MaidSafe uses a currency known as Safecoins, which are not stored on a specific blockchain. Instead of making encrypted records on the blockchain, a different system is used to prevent double spending. The coins have a unique ID and transactions are supervised by managers, which form a group that replaces the blockchain. You can use your Safecoins to make purchases. The cost of storage and other resources is dependent upon demand and also, the availability of resources. The owners suggest that storage will be ‘significantly cheaper’ than centralized storage systems like Dropbox due to lower overheads.
Which option is best?
These platforms operate in a similar way, but there are differences. Storj is currently supported by the Ethereum blockchain and SIA has an independent blockchain. MaidSafe has no blockchain and instead, uses coins that carry a unique ID and a network of transaction managers. Storj has a more significant media profile and recent integration with FileZilla has made it even easier to set up. However, many users prefer the reliability of SIA, as contracted agreements protect both the provider and the renter. Going forward, you may well find that Storj considers the smart contract approach that is already used by Sia and MaidSafe. Predicting prices can be difficult, as demand changes and competition is constant, although there are no wildly different tariffs that would sway you from one to another based solely on price. SIA currently seems to be the most decentralized system, and already in production, while MaidSafe is still in alpha development phase. MaidSafe offers a more diverse range of uses, with access to Internet resources, but for storage purposes, it seems hard to look past SIA.
Are blockchains just a bubble and which blockchains will survive?
As with every noteworthy invention, there has been a fair bit of speculation related to the relevance and long-term value of blockchains and blockchain-based networks and storage systems. The difficulty is that if you read 10 articles on this subject, you would probably get ten different points of view.

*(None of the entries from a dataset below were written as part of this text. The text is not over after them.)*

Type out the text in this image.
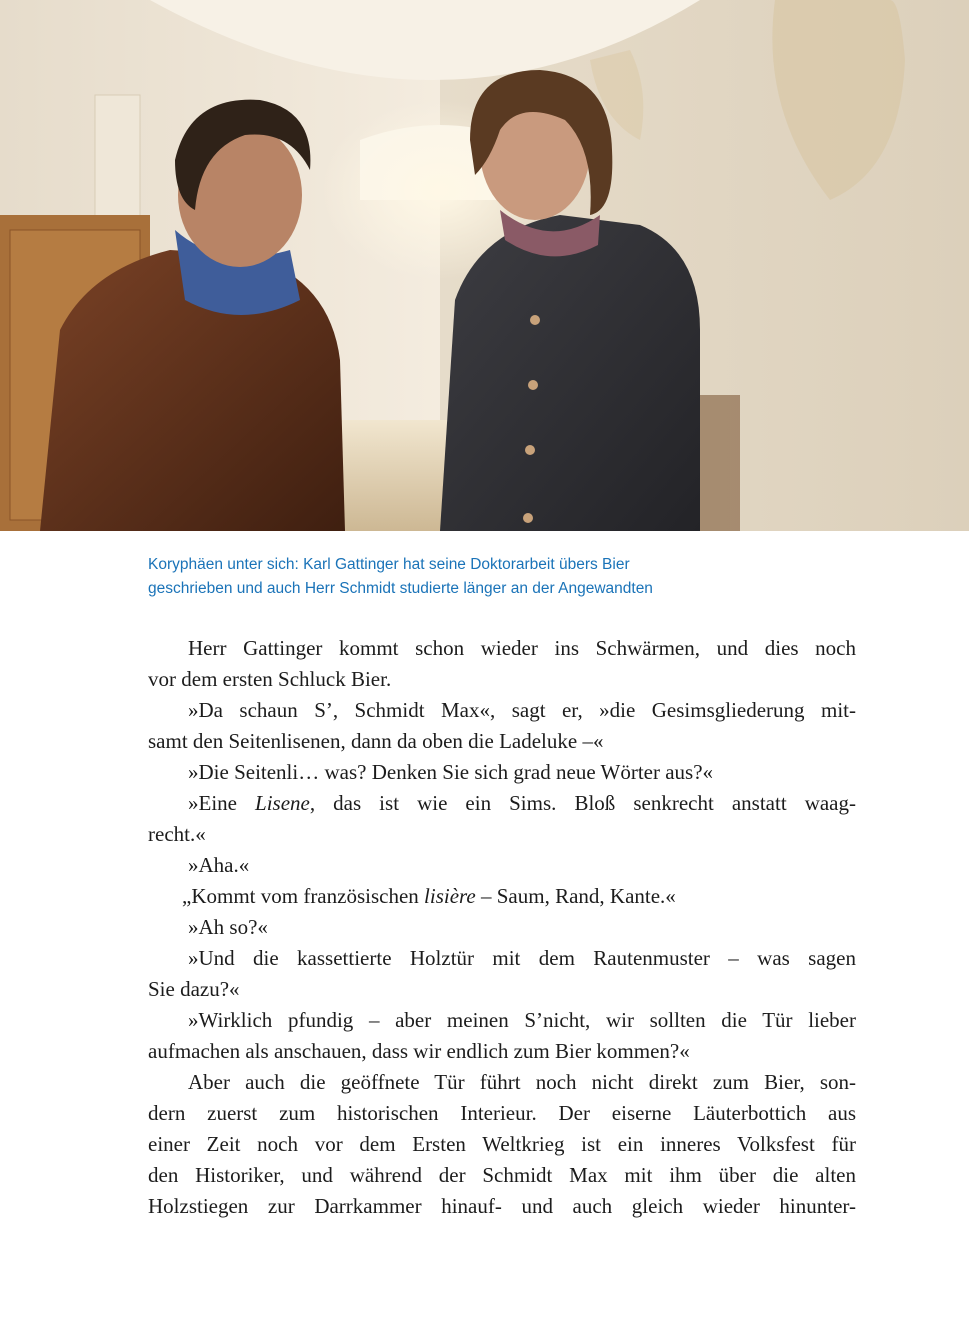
Koryphäen unter sich: Karl Gattinger hat seine Doktorarbeit übers Bier
geschrieben und auch Herr Schmidt studierte länger an der Angewandten
Herr Gattinger kommt schon wieder ins Schwärmen, und dies noch
vor dem ersten Schluck Bier.
»Da schaun S’, Schmidt Max«, sagt er, »die Gesimsgliederung mit-
samt den Seitenlisenen, dann da oben die Ladeluke –«
»Die Seitenli… was? Denken Sie sich grad neue Wörter aus?«
»Eine Lisene, das ist wie ein Sims. Bloß senkrecht anstatt waag-
recht.«
»Aha.«
„Kommt vom französischen lisière – Saum, Rand, Kante.«
»Ah so?«
»Und die kassettierte Holztür mit dem Rautenmuster – was sagen
Sie dazu?«
»Wirklich pfundig – aber meinen S’nicht, wir sollten die Tür lieber
aufmachen als anschauen, dass wir endlich zum Bier kommen?«
Aber auch die geöffnete Tür führt noch nicht direkt zum Bier, son-
dern zuerst zum historischen Interieur. Der eiserne Läuterbottich aus
einer Zeit noch vor dem Ersten Weltkrieg ist ein inneres Volksfest für
den Historiker, und während der Schmidt Max mit ihm über die alten
Holzstiegen zur Darrkammer hinauf- und auch gleich wieder hinunter-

It’s true to say that not every system has been successful, and many have tried and failed. It’s no secret that 90 percent of startups fail, and trying to get a new cryptocurrency or a cloud system or token-based network off the ground is no easier than launching a new recruitment agency, hair salon or accounting firm. Every business faces challenges, but you can’t deny the success of founding systems like Bitcoin.The evolution of cryptocurrencies and blockchains has opened up new opportunities, and these are changing the way we use the Internet. More and more people are investing in blockchain technology, and it’s offering Internet users access to resources and data storage options that are cheaper, faster and arguably, much more secure. By diversifying and catering to changing demands and preferences, platforms like Bitcoin, Storj, MaidSafe, and SIA are giving themselves the best chance of survival.